An interesting recent development at the International Criminal Court (ICC) demonstrates again the deficiencies of an international court established by a treaty so that the court’s jurisdiction extends only as far as its member states allow.
Despite the aims of universal objectivity, the ICC is hampered by restrictions that mean that unless the United Nations Security Council (UNSC) invites the Court to investigate, it is virtually powerless to intercede and investigate atrocities that are committed within the boundaries of states whose governments are not willing to limit their own sovereignty and accept the jurisdiction of the Court. In the recent development that prompted this post, it was a question of statehood that stalled any investigation. In 2009, Ali Khashan, acting as “Minister of Justice of the Government of Palestine”, “lodged a declaration accepting the exercise of jurisdiction by the International Criminal Court” and asked the Prosecutor of the ICC to consider allegations of crimes committed during the 2008-2009 Gaza conflict. After initiating a preliminary examination in order to determine whether there was a reasonable basis to proceed with an investigation, it took the Court more than 3 years to determine that it could not, in fact, proceed because it was not within its authority to decide whether Palestine was a state that could independently accept the jurisdiction of the Court.

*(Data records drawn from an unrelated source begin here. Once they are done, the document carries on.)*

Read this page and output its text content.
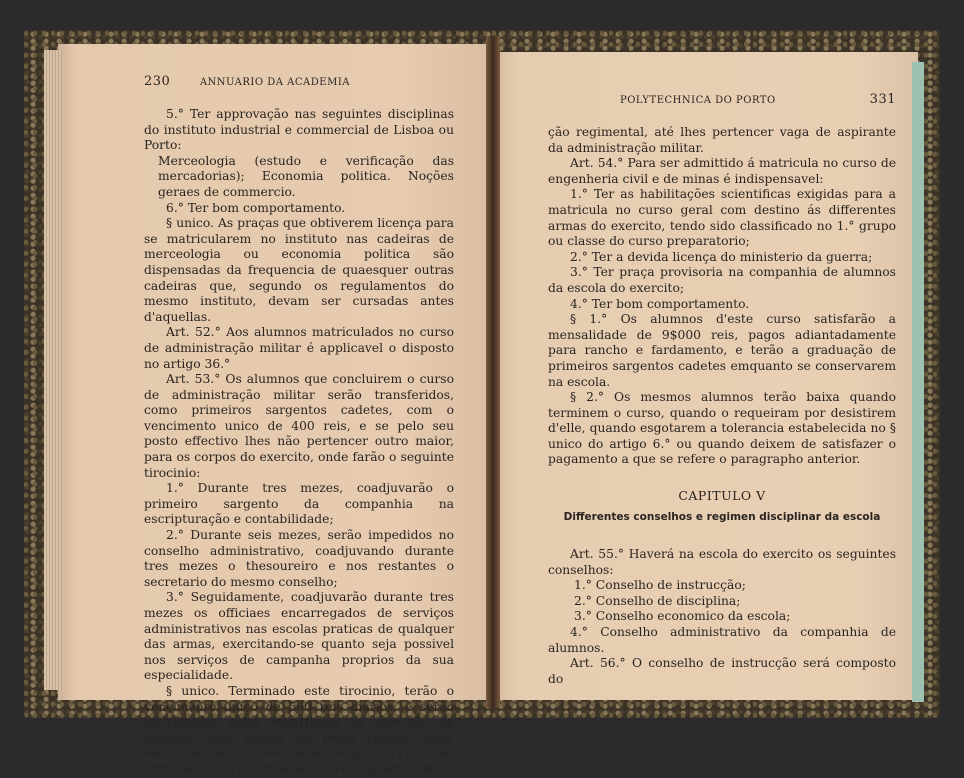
230	ANNUARIO DA ACADEMIA

5.° Ter approvação nas seguintes disciplinas do instituto industrial e commercial de Lisboa ou Porto:

Merceologia (estudo e verificação das mercadorias); Economia politica. Noções geraes de commercio.

6.° Ter bom comportamento.

§ unico. As praças que obtiverem licença para se matricularem no instituto nas cadeiras de merceologia ou economia politica são dispensadas da frequencia de quaesquer outras cadeiras que, segundo os regulamentos do mesmo instituto, devam ser cursadas antes d'aquellas.

Art. 52.° Aos alumnos matriculados no curso de administração militar é applicavel o disposto no artigo 36.°

Art. 53.° Os alumnos que concluirem o curso de administração militar serão transferidos, como primeiros sargentos cadetes, com o vencimento unico de 400 reis, e se pelo seu posto effectivo lhes não pertencer outro maior, para os corpos do exercito, onde farão o seguinte tirocinio:

1.° Durante tres mezes, coadjuvarão o primeiro sargento da companhia na escripturação e contabilidade;

2.° Durante seis mezes, serão impedidos no conselho administrativo, coadjuvando durante tres mezes o thesoureiro e nos restantes o secretario do mesmo conselho;

3.° Seguidamente, coadjuvarão durante tres mezes os officiaes encarregados de serviços administrativos nas escolas praticas de qualquer das armas, exercitando-se quanto seja possivel nos serviços de campanha proprios da sua especialidade.

§ unico. Terminado este tirocinio, terão o vencimento unico de 500 reis diarios, e serão distribuidos pelas repartições da direcção da administração militar ou pelos corpos, onde exercerão as funcções de secretario do conselho administrativo e outras auxiliares, da administra-

POLYTECHNICA DO PORTO	331

ção regimental, até lhes pertencer vaga de aspirante da administração militar.

Art. 54.° Para ser admittido á matricula no curso de engenheria civil e de minas é indispensavel:

1.° Ter as habilitações scientificas exigidas para a matricula no curso geral com destino ás differentes armas do exercito, tendo sido classificado no 1.° grupo ou classe do curso preparatorio;

2.° Ter a devida licença do ministerio da guerra;

3.° Ter praça provisoria na companhia de alumnos da escola do exercito;

4.° Ter bom comportamento.

§ 1.° Os alumnos d'este curso satisfarão a mensalidade de 9$000 reis, pagos adiantadamente para rancho e fardamento, e terão a graduação de primeiros sargentos cadetes emquanto se conservarem na escola.

§ 2.° Os mesmos alumnos terão baixa quando terminem o curso, quando o requeiram por desistirem d'elle, quando esgotarem a tolerancia estabelecida no § unico do artigo 6.° ou quando deixem de satisfazer o pagamento a que se refere o paragrapho anterior.

CAPITULO V
Differentes conselhos e regimen disciplinar da escola

Art. 55.° Haverá na escola do exercito os seguintes conselhos:

1.° Conselho de instrucção;

2.° Conselho de disciplina;

3.° Conselho economico da escola;

4.° Conselho administrativo da companhia de alumnos.

Art. 56.° O conselho de instrucção será composto do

This is an unusual case, and yet is a great example to demonstrate the state-centric behaviour of the international sphere and lack of avenues for remedy of ethnic, national, religious or minority groups within states that do not recognize the jurisdiction of the ICC.
The jurisdiction of the ICC is not based on the principle of universal jurisdiction. It cannot investigate and prosecute any suspected criminal acts that would be covered as crimes under the jurisdiction of the Court (war crimes, crimes against humanity, genocide – and also the crime of aggression). For jurisdiction to be established, either the UNSC must request that the Court investigate (as was done in the case of Sudan) or a state must confer jurisdiction over its territory and its citizens by becoming a State Party to the Rome Statute or “by declaration lodged with the Registrar, accept the exercise of jurisdiction by the Court with respect to the crime in question” (Article 12(3)).
In the case of Palestine, it was decided by the Office of the Prosecutor (OTP) that it was unable to proceed with its preliminary examination in the Occupied Palestinian Territories since the OTP did not have the authority to determine whether Palestine was a “state for the purposes of the Rome Statute”. Rather, the OTP argued, it was the “relevant bodies” at the United Nations (or even the ICC Assembly of State Parties) that must make such legal determinations.
Naturally, there are considerable consequences of this outcome to the population of the Occupied Palestinian Territories. In limbo, these territories find their agency to act on the international stage cut off at most turns. However, another question should be whether or how this decision, not at all unreasonable given the constitution of the Court, can be seen as another example of how political state-centricity affects or undermines the legitimacy of the ICC as a rightful international arbiter of just behaviour.
Footnote: UNESCO (The United Nations Educational, Scientific and Cultural Organization) was the first UN agency to accept Palestine as a full member in December 2011. There is no indication that this admittance reflects any paradigm shift regarding the statehood of the Palestinian people. Palestine is an observer before the UN General Assembly.